There is an old rule in diplomacy: if you want someone to truly understand you, speak to them in their own language. On the G7 Summit stage, Prime Minister Narendra Modi did exactly that. The very Ronald Reagan whom Donald Trump treats as his idol, and whose slogan Make America Great Again helped carry Trump to power, became the reference point Modi chose to signal that America's current conduct with the world is not acceptable. Alongside, by holding up India's own example, Modi explained how relationships between nations are meant to be nurtured.
An address that opened on a trust deficit
PM Modi began his remarks by flagging the issue of a shortfall in trust. He argued that today's world is deeply interconnected and that countries depend on one another, which only raises the value of genuine partnership. But such partnerships, he said, succeed only when trust sits at their core, the assurance that supply chains will never be turned into a weapon.
It was at this point that Modi reached for former US President Ronald Reagan. He noted that Reagan used to say Trust but Verify, and that the idea remains just as relevant today. Modi added that we owe it to future generations to build a trusted, rule based order suited to a new era. The remark was widely read as a direct message to Trump, who has shown little regard for any rule based system, has been turning supply chains into pressure tools, and has repeatedly imposed conditions on other countries, sometimes through tariffs and sometimes through threats.
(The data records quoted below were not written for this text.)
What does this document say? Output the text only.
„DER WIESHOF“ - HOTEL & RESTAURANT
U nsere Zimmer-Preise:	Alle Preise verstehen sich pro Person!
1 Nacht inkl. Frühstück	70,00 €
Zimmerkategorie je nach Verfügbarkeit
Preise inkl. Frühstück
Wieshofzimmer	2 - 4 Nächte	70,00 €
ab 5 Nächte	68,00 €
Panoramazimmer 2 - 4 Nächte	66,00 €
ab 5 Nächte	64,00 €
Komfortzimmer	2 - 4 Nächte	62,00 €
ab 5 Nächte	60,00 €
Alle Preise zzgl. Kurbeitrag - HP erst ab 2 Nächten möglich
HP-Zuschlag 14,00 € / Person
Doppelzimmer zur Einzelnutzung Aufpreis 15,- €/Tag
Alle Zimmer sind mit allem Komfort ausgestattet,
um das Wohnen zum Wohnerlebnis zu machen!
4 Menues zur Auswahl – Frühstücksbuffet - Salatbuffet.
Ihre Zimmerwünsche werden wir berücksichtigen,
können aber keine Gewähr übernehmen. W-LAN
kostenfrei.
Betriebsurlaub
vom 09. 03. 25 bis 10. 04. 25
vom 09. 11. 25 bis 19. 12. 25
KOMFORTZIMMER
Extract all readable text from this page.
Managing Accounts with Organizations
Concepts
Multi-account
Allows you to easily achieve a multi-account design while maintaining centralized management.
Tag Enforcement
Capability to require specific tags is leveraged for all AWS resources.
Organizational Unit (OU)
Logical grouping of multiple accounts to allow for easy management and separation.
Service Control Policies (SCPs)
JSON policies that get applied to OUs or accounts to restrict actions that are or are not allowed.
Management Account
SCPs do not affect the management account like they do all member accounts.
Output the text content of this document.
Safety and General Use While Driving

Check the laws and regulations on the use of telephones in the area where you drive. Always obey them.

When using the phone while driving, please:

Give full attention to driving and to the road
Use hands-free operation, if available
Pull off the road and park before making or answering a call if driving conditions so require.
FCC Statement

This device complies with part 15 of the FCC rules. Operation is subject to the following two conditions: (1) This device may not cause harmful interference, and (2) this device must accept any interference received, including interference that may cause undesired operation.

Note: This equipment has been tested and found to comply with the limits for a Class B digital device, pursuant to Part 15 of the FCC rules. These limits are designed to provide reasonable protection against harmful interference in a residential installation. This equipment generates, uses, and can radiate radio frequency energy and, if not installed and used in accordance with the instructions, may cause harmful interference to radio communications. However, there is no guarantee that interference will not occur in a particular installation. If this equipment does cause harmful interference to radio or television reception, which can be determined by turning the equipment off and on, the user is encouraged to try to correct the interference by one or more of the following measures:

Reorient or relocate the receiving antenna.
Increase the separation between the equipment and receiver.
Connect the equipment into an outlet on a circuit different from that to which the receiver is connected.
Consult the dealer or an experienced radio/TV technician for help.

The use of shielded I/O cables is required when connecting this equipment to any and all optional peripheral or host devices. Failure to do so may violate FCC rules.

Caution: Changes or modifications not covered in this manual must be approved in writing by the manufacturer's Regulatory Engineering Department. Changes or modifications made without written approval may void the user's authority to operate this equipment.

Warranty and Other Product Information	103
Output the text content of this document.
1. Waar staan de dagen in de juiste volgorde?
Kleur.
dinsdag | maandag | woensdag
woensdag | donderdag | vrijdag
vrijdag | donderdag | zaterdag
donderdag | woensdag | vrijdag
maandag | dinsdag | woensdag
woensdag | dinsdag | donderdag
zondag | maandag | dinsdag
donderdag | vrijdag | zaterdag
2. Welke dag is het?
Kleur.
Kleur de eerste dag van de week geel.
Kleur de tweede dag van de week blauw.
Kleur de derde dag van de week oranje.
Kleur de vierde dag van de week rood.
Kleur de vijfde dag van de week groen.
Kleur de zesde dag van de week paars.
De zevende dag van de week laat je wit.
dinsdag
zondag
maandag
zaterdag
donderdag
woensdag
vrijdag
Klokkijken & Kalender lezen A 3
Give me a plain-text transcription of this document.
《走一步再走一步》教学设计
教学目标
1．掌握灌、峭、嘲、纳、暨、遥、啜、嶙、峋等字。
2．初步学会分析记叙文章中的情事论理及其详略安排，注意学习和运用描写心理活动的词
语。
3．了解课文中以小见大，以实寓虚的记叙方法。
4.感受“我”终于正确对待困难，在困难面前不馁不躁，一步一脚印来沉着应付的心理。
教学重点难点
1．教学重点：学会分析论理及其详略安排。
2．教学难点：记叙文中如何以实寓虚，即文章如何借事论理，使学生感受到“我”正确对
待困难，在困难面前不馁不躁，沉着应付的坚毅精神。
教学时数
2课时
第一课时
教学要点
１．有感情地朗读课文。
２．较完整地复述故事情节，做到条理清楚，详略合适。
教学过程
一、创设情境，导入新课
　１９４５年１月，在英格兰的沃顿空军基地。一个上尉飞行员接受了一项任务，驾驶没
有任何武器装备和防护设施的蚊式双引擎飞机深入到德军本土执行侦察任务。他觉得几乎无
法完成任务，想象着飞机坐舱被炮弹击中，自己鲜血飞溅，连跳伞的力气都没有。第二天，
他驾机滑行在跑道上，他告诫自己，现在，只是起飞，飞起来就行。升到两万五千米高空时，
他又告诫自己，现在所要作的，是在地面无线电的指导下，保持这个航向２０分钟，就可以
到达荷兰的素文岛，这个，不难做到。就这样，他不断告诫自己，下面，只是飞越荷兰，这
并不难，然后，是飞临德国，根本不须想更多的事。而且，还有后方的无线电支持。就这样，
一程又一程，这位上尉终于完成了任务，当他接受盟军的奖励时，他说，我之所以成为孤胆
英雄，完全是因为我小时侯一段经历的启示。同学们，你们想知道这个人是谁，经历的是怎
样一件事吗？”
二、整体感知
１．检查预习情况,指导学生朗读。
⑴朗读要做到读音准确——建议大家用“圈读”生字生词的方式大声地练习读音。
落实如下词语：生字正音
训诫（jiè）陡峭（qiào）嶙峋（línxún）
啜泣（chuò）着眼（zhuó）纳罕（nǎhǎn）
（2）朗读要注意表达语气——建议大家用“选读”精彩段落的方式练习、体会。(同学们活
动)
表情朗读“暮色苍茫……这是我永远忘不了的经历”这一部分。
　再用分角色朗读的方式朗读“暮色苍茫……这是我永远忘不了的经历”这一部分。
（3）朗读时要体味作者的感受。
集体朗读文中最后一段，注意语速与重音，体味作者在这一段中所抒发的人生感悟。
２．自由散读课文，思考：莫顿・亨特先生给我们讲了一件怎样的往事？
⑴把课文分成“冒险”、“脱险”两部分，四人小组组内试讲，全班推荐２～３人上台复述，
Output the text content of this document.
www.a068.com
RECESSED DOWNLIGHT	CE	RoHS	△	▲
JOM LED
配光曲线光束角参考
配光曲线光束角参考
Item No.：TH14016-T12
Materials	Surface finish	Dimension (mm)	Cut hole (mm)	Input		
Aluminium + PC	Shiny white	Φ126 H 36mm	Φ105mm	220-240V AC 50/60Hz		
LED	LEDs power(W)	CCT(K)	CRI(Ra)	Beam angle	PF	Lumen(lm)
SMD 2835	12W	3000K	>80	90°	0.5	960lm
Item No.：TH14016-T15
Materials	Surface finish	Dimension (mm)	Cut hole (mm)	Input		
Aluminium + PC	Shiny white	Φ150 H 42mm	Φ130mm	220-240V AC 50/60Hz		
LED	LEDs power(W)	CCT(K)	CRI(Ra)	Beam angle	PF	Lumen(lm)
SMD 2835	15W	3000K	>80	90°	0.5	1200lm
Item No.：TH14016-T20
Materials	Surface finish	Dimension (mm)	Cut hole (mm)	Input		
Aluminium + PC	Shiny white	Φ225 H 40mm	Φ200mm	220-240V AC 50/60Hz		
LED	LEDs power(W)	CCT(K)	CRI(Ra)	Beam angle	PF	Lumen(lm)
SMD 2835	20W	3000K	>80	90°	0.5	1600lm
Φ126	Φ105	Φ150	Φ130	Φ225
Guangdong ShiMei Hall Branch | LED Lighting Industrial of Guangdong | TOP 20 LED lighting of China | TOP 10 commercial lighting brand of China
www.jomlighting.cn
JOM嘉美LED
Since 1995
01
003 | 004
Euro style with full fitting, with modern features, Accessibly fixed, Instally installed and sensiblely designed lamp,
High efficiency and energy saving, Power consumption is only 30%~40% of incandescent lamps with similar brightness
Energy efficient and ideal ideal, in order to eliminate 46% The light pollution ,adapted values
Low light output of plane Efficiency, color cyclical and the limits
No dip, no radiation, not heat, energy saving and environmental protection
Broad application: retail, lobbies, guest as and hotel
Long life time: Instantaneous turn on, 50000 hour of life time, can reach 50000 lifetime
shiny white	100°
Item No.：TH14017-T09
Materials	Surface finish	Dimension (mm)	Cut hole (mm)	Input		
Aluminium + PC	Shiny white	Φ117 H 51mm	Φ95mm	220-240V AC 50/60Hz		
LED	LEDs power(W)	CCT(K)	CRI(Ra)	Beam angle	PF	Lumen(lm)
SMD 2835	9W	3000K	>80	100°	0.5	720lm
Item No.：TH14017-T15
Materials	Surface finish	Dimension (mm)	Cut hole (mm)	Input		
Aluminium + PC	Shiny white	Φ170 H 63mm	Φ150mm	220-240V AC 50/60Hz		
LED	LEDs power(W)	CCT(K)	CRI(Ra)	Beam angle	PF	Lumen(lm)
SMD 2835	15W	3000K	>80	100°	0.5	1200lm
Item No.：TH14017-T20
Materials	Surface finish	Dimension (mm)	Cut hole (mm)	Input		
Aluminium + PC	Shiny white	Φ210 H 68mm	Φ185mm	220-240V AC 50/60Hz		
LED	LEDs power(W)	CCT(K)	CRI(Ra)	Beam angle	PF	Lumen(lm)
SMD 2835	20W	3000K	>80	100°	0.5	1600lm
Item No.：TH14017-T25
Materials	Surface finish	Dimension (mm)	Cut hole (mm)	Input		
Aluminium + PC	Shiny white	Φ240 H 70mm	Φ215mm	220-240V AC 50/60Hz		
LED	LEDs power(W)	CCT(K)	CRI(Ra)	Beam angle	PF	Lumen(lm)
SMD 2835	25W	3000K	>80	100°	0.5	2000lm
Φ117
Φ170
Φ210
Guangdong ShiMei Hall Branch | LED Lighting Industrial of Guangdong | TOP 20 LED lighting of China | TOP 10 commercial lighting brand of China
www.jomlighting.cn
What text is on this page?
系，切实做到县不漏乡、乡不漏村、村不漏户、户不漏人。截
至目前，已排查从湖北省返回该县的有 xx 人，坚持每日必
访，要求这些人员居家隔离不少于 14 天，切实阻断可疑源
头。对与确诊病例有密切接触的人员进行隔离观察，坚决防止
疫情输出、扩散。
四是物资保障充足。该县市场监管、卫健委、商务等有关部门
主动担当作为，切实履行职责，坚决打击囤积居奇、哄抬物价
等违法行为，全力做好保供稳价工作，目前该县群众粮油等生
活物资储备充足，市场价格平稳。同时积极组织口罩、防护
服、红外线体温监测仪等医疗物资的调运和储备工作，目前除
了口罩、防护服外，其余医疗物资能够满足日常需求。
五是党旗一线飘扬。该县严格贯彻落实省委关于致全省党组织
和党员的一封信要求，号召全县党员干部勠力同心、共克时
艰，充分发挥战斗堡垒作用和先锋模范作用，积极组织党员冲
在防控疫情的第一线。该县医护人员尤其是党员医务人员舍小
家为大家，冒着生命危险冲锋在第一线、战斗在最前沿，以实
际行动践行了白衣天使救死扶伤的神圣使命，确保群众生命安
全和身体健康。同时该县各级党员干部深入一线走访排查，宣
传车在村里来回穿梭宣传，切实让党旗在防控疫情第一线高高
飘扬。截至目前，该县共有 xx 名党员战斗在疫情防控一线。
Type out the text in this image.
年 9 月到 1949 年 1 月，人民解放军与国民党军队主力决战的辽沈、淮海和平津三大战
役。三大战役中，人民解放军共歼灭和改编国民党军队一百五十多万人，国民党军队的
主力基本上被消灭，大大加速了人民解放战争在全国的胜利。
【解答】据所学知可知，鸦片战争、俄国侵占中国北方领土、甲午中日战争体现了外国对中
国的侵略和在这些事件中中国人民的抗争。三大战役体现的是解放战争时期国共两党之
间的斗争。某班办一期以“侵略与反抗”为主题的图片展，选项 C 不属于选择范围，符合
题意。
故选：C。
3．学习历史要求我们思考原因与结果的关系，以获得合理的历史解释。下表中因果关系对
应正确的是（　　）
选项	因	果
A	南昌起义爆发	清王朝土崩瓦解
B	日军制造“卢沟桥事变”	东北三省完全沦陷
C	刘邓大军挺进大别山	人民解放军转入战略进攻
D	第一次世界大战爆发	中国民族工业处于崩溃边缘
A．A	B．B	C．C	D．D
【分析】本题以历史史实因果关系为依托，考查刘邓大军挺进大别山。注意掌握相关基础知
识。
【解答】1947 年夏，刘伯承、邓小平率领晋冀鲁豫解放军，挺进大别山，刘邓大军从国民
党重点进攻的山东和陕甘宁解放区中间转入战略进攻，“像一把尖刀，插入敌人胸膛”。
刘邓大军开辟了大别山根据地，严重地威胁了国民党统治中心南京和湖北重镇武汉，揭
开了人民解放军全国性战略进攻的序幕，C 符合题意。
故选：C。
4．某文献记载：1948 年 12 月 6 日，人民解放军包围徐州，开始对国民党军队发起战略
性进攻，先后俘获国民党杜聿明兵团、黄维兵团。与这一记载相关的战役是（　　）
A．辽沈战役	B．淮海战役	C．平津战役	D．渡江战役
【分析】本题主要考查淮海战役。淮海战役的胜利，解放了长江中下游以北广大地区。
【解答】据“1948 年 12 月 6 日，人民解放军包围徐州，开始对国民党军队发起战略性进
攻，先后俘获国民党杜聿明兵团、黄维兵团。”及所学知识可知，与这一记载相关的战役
Using India's example to define real friendship
PM Modi then offered India as a model of what true partnership looks like. He said India has always viewed the entire world as one family, and that every Indian effort has rested on the founding principle of Sarvjan Hitay, Sarvjan Sukhay, that is, welfare and happiness for all. Whenever a crisis struck, he said, India treated helping the world as its own responsibility.
As proof, Modi pointed to the COVID pandemic, when India sent medicines and vaccines to more than one hundred and fifty countries. He listed how, whether it was a cyclone in Sri Lanka, an earthquake in Afghanistan, floods in Mozambique, or a hurricane in Cuba and Jamaica, India acted on the principle of Humanity First. India sees its partners through that lens, he said, while war destroys precisely this kind of trust, which is why the greatest need of the hour is to preserve it. This too was a clear message aimed at Trump.
The deep bond between Trump and Reagan
It helps to understand why Modi specifically picked Reagan. Donald Trump openly calls Reagan a favourite. In his well known book The Art of the Deal (1987), Trump heaped praise on Reagan. He has even displayed a photograph of himself shaking hands with Reagan at the White House.
Back in 2012, Trump had officially registered Reagan's 1980 slogan Make America Great Again under his own name. Interestingly, Reagan was first a Democrat before becoming a Republican. Trump walked a similar path, switching his party and rising to become a major face of the Republican camp.
Carrying forward Reagan's principle of Peace through Strength, Trump pushed through a record increase in the US military budget. Embracing Reagan's supply-side economics, Trump also delivered sweeping cuts to corporate and personal taxes in 2017.
Reagan was stuck in Lebanon, Trump in Iran
History appears to be echoing itself. Just as Trump now looks entangled over Iran, Reagan was once caught in Lebanon. In 1982, the United States sent its troops to Lebanon as part of a multinational peacekeeping force. In October 1983, a suicide truck bomb struck the US Marine barracks in Beirut, killing 241 American soldiers.
After that attack, pressure mounted heavily on the Reagan administration, and in early 1984 the United States pulled most of its Marines out of Lebanon. Today the situation seems to be shaping up such that Trump too appears to be bending before Iran.